Une des « sculptures textiles » de Delphine Talbot, ci dessus, dans des tons de rouge, d’orange, de beige rosé et de bruns, est un hommage à la végétation d’Okinawa, et notamment au gajumaru : arbre aux lianes tombantes comme des cheveux de femme. Les fibres végétales – comme la soie, la ramie ou la fibre de banane – sont teintes avec diverses écorces et feuilles locales, en écho aux pratiques textiles observées et expérimentées auprès de maîtres, durant son séjour.

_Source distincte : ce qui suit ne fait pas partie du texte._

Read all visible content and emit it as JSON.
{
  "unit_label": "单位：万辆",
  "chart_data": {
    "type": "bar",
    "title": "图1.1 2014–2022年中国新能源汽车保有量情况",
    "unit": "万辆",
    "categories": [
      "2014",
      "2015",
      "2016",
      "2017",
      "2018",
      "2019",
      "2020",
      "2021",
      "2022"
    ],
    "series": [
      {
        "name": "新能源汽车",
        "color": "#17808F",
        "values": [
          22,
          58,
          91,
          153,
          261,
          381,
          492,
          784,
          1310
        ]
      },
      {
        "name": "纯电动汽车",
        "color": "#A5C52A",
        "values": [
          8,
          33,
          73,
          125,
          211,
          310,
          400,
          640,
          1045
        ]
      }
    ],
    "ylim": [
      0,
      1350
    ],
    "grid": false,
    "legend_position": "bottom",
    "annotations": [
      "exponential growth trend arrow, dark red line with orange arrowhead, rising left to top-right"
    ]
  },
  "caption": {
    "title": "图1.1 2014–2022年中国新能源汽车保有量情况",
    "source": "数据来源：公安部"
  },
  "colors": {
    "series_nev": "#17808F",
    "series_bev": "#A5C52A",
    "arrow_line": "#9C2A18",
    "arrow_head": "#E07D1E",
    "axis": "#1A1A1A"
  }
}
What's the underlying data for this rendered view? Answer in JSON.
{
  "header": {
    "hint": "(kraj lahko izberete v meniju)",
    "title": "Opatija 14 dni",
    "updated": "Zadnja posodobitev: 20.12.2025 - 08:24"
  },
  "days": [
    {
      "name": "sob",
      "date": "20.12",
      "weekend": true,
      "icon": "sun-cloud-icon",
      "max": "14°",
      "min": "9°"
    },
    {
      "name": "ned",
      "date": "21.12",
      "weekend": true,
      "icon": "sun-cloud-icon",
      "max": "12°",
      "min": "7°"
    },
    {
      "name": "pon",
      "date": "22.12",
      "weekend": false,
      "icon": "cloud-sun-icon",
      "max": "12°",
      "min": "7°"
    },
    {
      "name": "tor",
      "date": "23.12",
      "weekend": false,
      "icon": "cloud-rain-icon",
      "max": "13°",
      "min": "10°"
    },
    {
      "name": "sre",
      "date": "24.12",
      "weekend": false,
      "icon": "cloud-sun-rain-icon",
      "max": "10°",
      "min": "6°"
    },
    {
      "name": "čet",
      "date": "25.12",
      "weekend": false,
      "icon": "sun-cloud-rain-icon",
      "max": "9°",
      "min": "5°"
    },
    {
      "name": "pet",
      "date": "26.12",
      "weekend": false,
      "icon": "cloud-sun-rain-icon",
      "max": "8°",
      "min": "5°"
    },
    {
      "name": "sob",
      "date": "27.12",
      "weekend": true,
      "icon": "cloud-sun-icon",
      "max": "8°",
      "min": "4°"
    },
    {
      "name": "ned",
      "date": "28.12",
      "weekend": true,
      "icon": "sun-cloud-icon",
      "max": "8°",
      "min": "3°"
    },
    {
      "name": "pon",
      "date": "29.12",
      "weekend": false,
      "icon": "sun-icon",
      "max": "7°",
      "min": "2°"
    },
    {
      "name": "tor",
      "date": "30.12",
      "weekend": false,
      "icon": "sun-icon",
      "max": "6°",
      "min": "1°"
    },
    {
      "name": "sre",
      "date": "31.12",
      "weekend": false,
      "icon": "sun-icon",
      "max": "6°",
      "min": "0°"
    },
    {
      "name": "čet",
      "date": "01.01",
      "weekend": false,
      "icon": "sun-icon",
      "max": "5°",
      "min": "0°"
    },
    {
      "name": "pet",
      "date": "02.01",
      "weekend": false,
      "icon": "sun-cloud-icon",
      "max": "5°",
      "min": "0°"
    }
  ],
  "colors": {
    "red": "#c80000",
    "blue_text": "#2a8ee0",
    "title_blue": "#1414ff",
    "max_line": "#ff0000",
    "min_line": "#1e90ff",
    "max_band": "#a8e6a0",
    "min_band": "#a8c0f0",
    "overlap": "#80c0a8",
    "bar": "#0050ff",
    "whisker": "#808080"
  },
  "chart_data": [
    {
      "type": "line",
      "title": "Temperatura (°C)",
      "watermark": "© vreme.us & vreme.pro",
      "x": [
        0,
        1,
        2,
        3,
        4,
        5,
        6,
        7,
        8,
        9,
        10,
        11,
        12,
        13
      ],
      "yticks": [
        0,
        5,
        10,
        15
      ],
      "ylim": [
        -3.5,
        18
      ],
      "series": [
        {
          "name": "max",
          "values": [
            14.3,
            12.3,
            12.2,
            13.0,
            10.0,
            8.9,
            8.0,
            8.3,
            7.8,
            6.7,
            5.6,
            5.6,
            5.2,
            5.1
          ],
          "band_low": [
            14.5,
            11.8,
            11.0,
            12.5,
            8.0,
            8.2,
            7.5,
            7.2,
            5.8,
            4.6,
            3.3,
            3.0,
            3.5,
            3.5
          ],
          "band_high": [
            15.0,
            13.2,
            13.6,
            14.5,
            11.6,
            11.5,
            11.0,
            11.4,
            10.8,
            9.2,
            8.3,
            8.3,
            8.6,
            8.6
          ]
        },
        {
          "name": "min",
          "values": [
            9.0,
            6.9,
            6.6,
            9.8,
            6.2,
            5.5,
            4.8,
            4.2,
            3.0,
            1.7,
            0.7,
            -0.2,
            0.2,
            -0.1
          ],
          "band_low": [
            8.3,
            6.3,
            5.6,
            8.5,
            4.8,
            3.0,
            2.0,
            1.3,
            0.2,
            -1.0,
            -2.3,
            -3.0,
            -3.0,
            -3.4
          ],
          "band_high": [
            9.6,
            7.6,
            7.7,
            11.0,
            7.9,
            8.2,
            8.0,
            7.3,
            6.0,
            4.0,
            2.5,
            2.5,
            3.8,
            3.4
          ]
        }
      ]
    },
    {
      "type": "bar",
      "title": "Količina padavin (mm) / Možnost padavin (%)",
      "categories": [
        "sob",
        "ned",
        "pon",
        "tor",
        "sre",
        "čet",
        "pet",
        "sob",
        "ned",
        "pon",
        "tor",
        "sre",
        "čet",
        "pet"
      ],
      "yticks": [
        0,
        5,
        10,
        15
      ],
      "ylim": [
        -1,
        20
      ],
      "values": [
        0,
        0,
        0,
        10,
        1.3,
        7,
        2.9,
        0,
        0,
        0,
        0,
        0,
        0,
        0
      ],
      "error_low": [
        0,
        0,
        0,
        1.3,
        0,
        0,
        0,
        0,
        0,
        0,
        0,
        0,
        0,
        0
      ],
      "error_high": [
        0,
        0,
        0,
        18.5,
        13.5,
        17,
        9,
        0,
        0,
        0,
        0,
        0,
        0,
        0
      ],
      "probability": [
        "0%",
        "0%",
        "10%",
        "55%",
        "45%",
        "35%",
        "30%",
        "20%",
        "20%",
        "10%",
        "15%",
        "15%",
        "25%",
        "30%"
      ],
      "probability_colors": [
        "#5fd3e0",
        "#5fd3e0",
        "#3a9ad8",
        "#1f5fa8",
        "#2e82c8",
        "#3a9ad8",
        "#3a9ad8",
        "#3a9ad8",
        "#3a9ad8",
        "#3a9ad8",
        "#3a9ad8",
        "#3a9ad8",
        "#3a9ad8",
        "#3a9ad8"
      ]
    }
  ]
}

La deuxième « sculpture textile » parle du sommeil ou d’un passé qui ressurgit : elle investit ici des techniques tinctoriales qui ont fait, jusqu’à la fin du 19ème siècle, de certaines régions françaises leur renom (rouge garance et bleu de guède). Les fibres végétales et animales récoltées au cours du voyage sont donc ici teintes à l’indigo, à la garance et avec des écorces de l’arbre japonais fukugi (Garcinia subelliptica) pour le jaune, remplaçant le réséda français.
L’installation offre ainsi au regard le terrain de rencontres (échos, similitudes) entre la culture d’origine de Delphine Talbot et la culture Japonaise, autour des couleurs végétales certes, mais aussi autour de croyances et d’usages de type animiste : forêts dites « sacrées », rituels féminins, formes de chamanisme, autant de rencontres effectuées par l’artiste sur les îles des Ryûkyûs.

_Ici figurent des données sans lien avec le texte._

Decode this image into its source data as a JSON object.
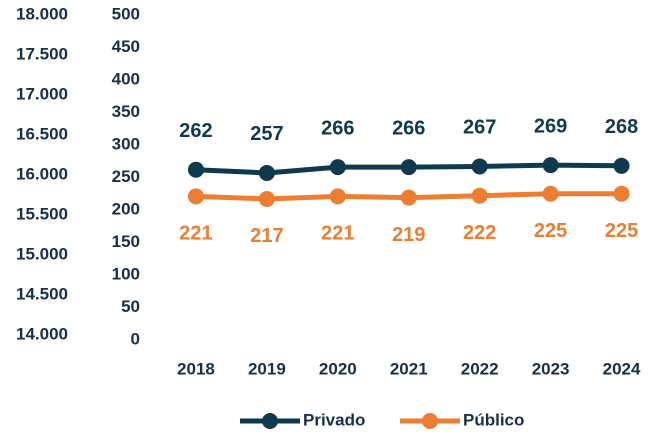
{
  "chart_data": {
    "type": "line",
    "categories": [
      "2018",
      "2019",
      "2020",
      "2021",
      "2022",
      "2023",
      "2024"
    ],
    "series": [
      {
        "name": "Privado",
        "color": "#0f3a4d",
        "axis": "y2",
        "values": [
          262,
          257,
          266,
          266,
          267,
          269,
          268
        ]
      },
      {
        "name": "Público",
        "color": "#ed7d31",
        "axis": "y2",
        "values": [
          221,
          217,
          221,
          219,
          222,
          225,
          225
        ]
      }
    ],
    "ylim": [
      14000,
      18000
    ],
    "yticks": [
      {
        "value": 14000,
        "label": "14.000"
      },
      {
        "value": 14500,
        "label": "14.500"
      },
      {
        "value": 15000,
        "label": "15.000"
      },
      {
        "value": 15500,
        "label": "15.500"
      },
      {
        "value": 16000,
        "label": "16.000"
      },
      {
        "value": 16500,
        "label": "16.500"
      },
      {
        "value": 17000,
        "label": "17.000"
      },
      {
        "value": 17500,
        "label": "17.500"
      },
      {
        "value": 18000,
        "label": "18.000"
      }
    ],
    "y2lim": [
      0,
      500
    ],
    "y2ticks": [
      0,
      50,
      100,
      150,
      200,
      250,
      300,
      350,
      400,
      450,
      500
    ],
    "grid": false,
    "legend": "bottom"
  }
}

On est aussi dans un rapport enchanté de l’homme à la « nature », dans un échange respectueux emprunt de beauté. Cette démarche artistique revalorise la couleur végétale, sa poïétique (étude des processus de création) et sa poésie : l’histoire du temps consacré à la plante et de sa valeur symbolique, vecteur de mise en relations.
Pour plus d’info, vous pouvez aller visiter son myspace. Pour info, l’expo de l’installation est prévue les 1, 2 et 3 octobre prochain à l’Abbaye de Sylvanès (Aveyron) dans le cadre du colloque “la création contemporaine au risque du sacré”


















15 juin 2009 à 14:59
Je ne sais pourquoi, mais je me disais bien que c’était une fille qui avait écrit cet article;) Et en voyant Julie tout en haut j’ai souris! Je passe l’info à mes copines de Color Rare à Bordeaux, elles vont adorer!

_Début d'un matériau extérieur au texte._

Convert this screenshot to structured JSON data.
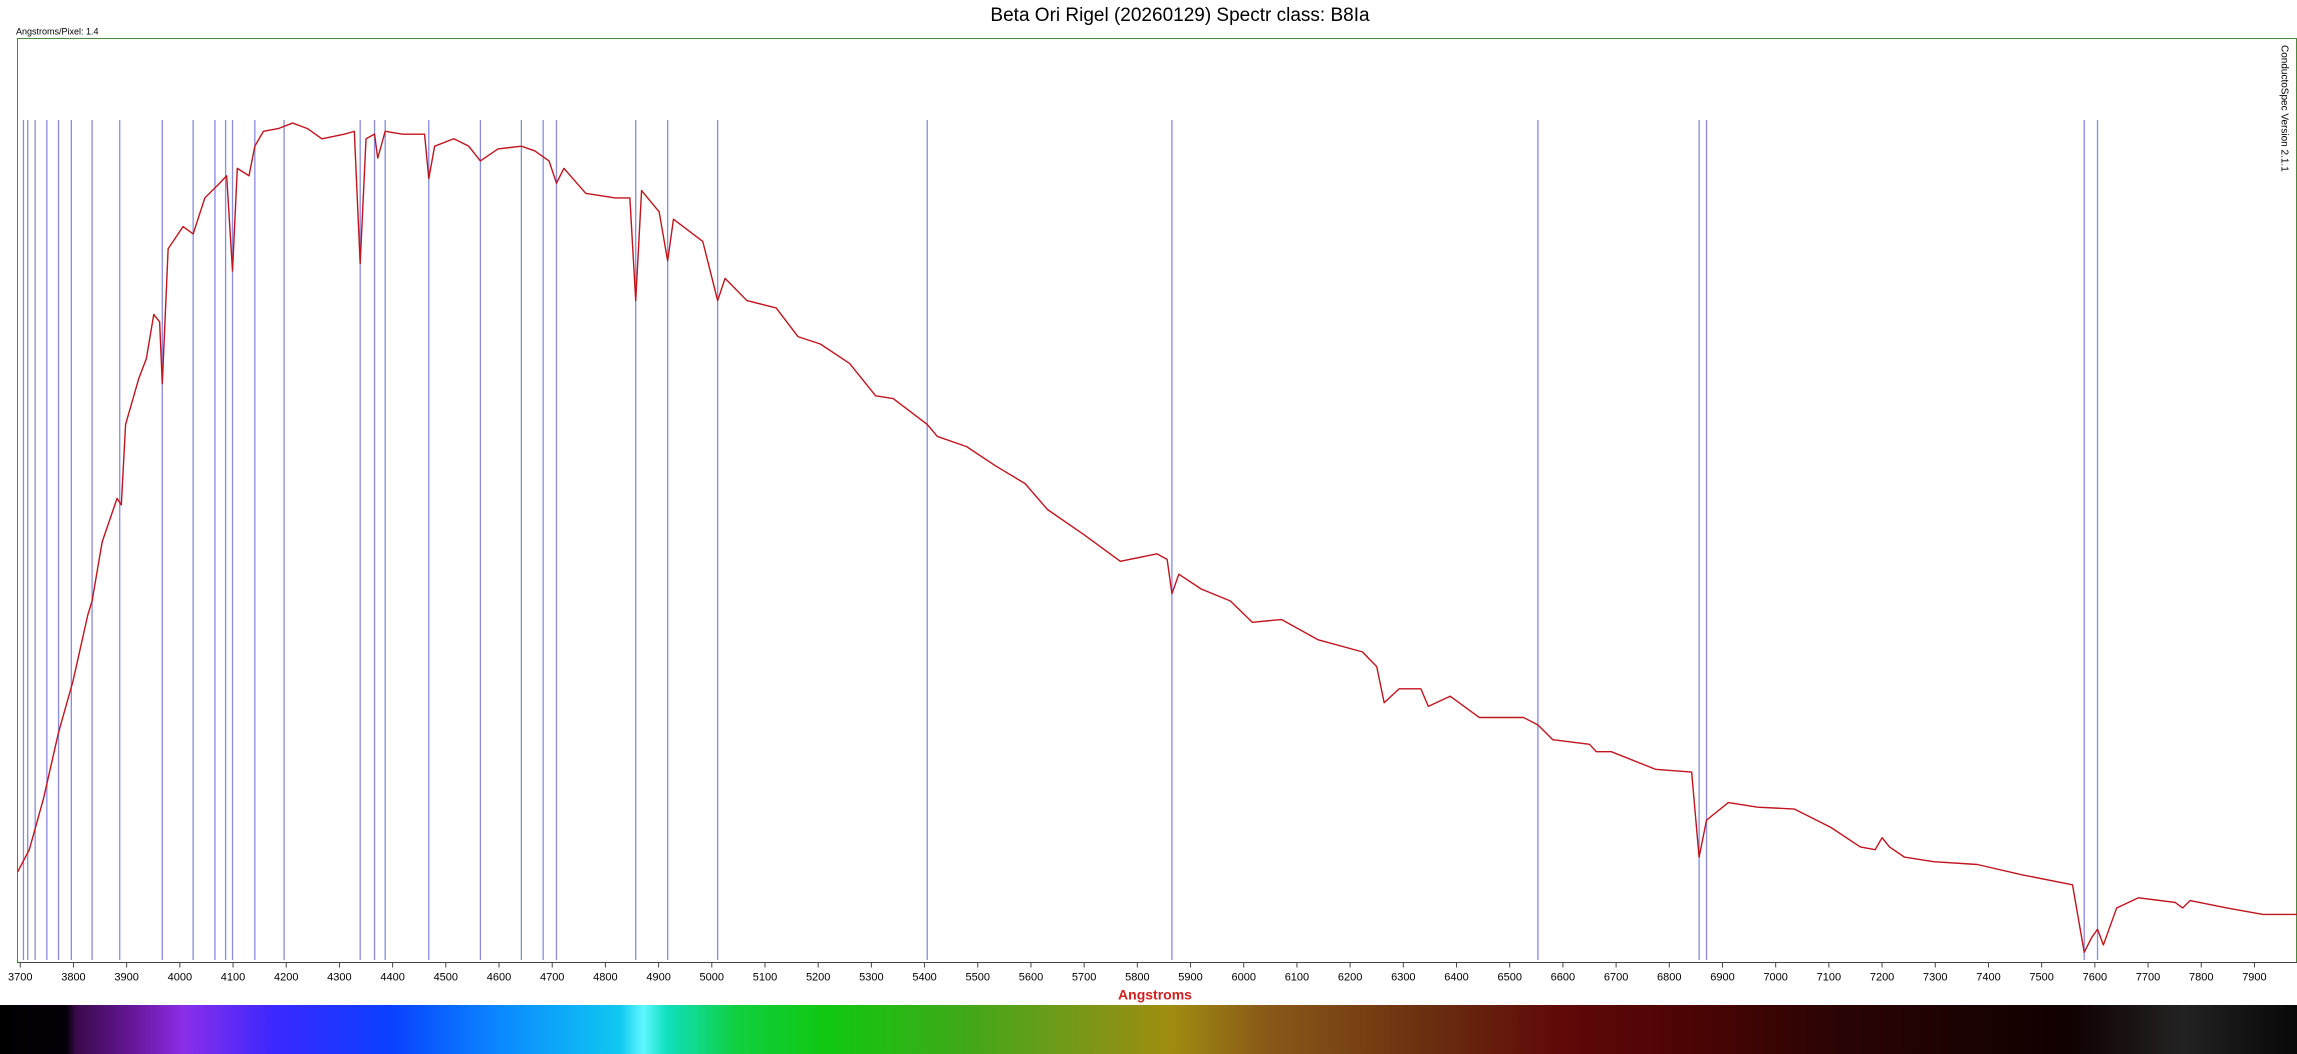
{
  "chart_data": {
    "type": "line",
    "title": "Beta Ori Rigel (20260129) Spectr class: B8Ia",
    "subtitle": "Angstroms/Pixel: 1.4",
    "annotation": "ConductoSpec Version 2.1.1",
    "x_label": "Angstroms",
    "xlim": [
      3695,
      7980
    ],
    "xticks": [
      3700,
      3800,
      3900,
      4000,
      4100,
      4200,
      4300,
      4400,
      4500,
      4600,
      4700,
      4800,
      4900,
      5000,
      5100,
      5200,
      5300,
      5400,
      5500,
      5600,
      5700,
      5800,
      5900,
      6000,
      6100,
      6200,
      6300,
      6400,
      6500,
      6600,
      6700,
      6800,
      6900,
      7000,
      7100,
      7200,
      7300,
      7400,
      7500,
      7600,
      7700,
      7800,
      7900
    ],
    "ylim": [
      0,
      100
    ],
    "grid": false,
    "line_markers": {
      "color": "#8a8ae0",
      "x": [
        3706,
        3714,
        3728,
        3750,
        3772,
        3796,
        3835,
        3887,
        3967,
        4025,
        4066,
        4086,
        4099,
        4141,
        4196,
        4339,
        4366,
        4386,
        4468,
        4565,
        4642,
        4683,
        4708,
        4857,
        4917,
        5011,
        5405,
        5865,
        6553,
        6856,
        6870,
        7580,
        7605
      ]
    },
    "series": [
      {
        "color": "#c0141e",
        "x": [
          3695,
          3717,
          3744,
          3772,
          3799,
          3827,
          3835,
          3854,
          3882,
          3890,
          3898,
          3923,
          3937,
          3951,
          3962,
          3967,
          3978,
          4006,
          4025,
          4047,
          4075,
          4088,
          4099,
          4108,
          4130,
          4141,
          4157,
          4185,
          4212,
          4240,
          4267,
          4309,
          4328,
          4339,
          4350,
          4366,
          4372,
          4386,
          4419,
          4460,
          4468,
          4479,
          4515,
          4543,
          4565,
          4598,
          4642,
          4667,
          4694,
          4708,
          4722,
          4763,
          4818,
          4846,
          4857,
          4868,
          4901,
          4917,
          4928,
          4983,
          5011,
          5025,
          5066,
          5121,
          5162,
          5204,
          5259,
          5308,
          5341,
          5405,
          5424,
          5479,
          5534,
          5589,
          5631,
          5699,
          5768,
          5837,
          5856,
          5865,
          5878,
          5920,
          5975,
          6016,
          6071,
          6140,
          6223,
          6250,
          6264,
          6292,
          6333,
          6347,
          6388,
          6443,
          6526,
          6553,
          6581,
          6650,
          6663,
          6691,
          6774,
          6842,
          6856,
          6870,
          6911,
          6966,
          7035,
          7104,
          7159,
          7187,
          7200,
          7214,
          7242,
          7297,
          7379,
          7462,
          7558,
          7580,
          7594,
          7605,
          7616,
          7641,
          7682,
          7751,
          7765,
          7779,
          7848,
          7916,
          7980
        ],
        "values": [
          9.8,
          12.2,
          17.8,
          24.9,
          30.4,
          37.6,
          39.1,
          45.5,
          50.2,
          49.5,
          58.2,
          63.2,
          65.3,
          70.1,
          69.3,
          62.6,
          77.2,
          79.6,
          78.8,
          82.7,
          84.3,
          85.1,
          74.8,
          85.9,
          85.1,
          88.3,
          89.9,
          90.2,
          90.8,
          90.2,
          89.1,
          89.6,
          89.9,
          75.6,
          89.1,
          89.6,
          87.0,
          89.9,
          89.6,
          89.6,
          84.8,
          88.3,
          89.1,
          88.3,
          86.7,
          88.0,
          88.3,
          87.8,
          86.7,
          84.3,
          85.9,
          83.2,
          82.7,
          82.7,
          71.6,
          83.5,
          81.2,
          75.9,
          80.4,
          78.0,
          71.6,
          74.0,
          71.6,
          70.8,
          67.7,
          66.9,
          64.8,
          61.3,
          61.0,
          58.2,
          56.9,
          55.8,
          53.7,
          51.8,
          49.0,
          46.3,
          43.4,
          44.2,
          43.6,
          39.9,
          42.0,
          40.4,
          39.1,
          36.8,
          37.1,
          34.9,
          33.6,
          32.0,
          28.1,
          29.6,
          29.6,
          27.7,
          28.8,
          26.5,
          26.5,
          25.7,
          24.1,
          23.6,
          22.8,
          22.8,
          20.9,
          20.6,
          11.4,
          15.4,
          17.3,
          16.8,
          16.6,
          14.6,
          12.5,
          12.2,
          13.5,
          12.5,
          11.4,
          10.9,
          10.6,
          9.5,
          8.4,
          1.1,
          2.7,
          3.6,
          1.9,
          5.9,
          7.0,
          6.5,
          5.9,
          6.7,
          5.9,
          5.2,
          5.2
        ]
      }
    ]
  }
}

http://la-petite-guyenne.fr/2009/04/02/sylvie-et-color-rare-pigmentent-la-vie/
Merci!
15 juin 2009 à 15:29
C’est pas la même julie que tu connais !, mais oui, on reconnait la patte des filles
15 juin 2009 à 18:02
J’adore.C’est une artiste à faire connaître, le talent est là!
15 juin 2009 à 21:14
Quelle chance avons nous que ton installation, créé si loin, toi si près, soit enfin présentée
passer du mode spectateur / frontière image figée à celui de l’acteur / espace interactif vivant ! Longue vie à tes créations !
16 juin 2009 à 12:43
Je suis stupéfaite, ravie, enchantée par ce travail romantique et exotique. Quelle sensibilité et quelle pureté! Merci pour cette promenade imaginaire et cette qualité de maîtrise et d’expression!
24 juin 2009 à 15:48
merci pour vos commentaires très enthousiastes et vos compliments.
au plaisir de vous rencontrez lors de l’une de mes expositions.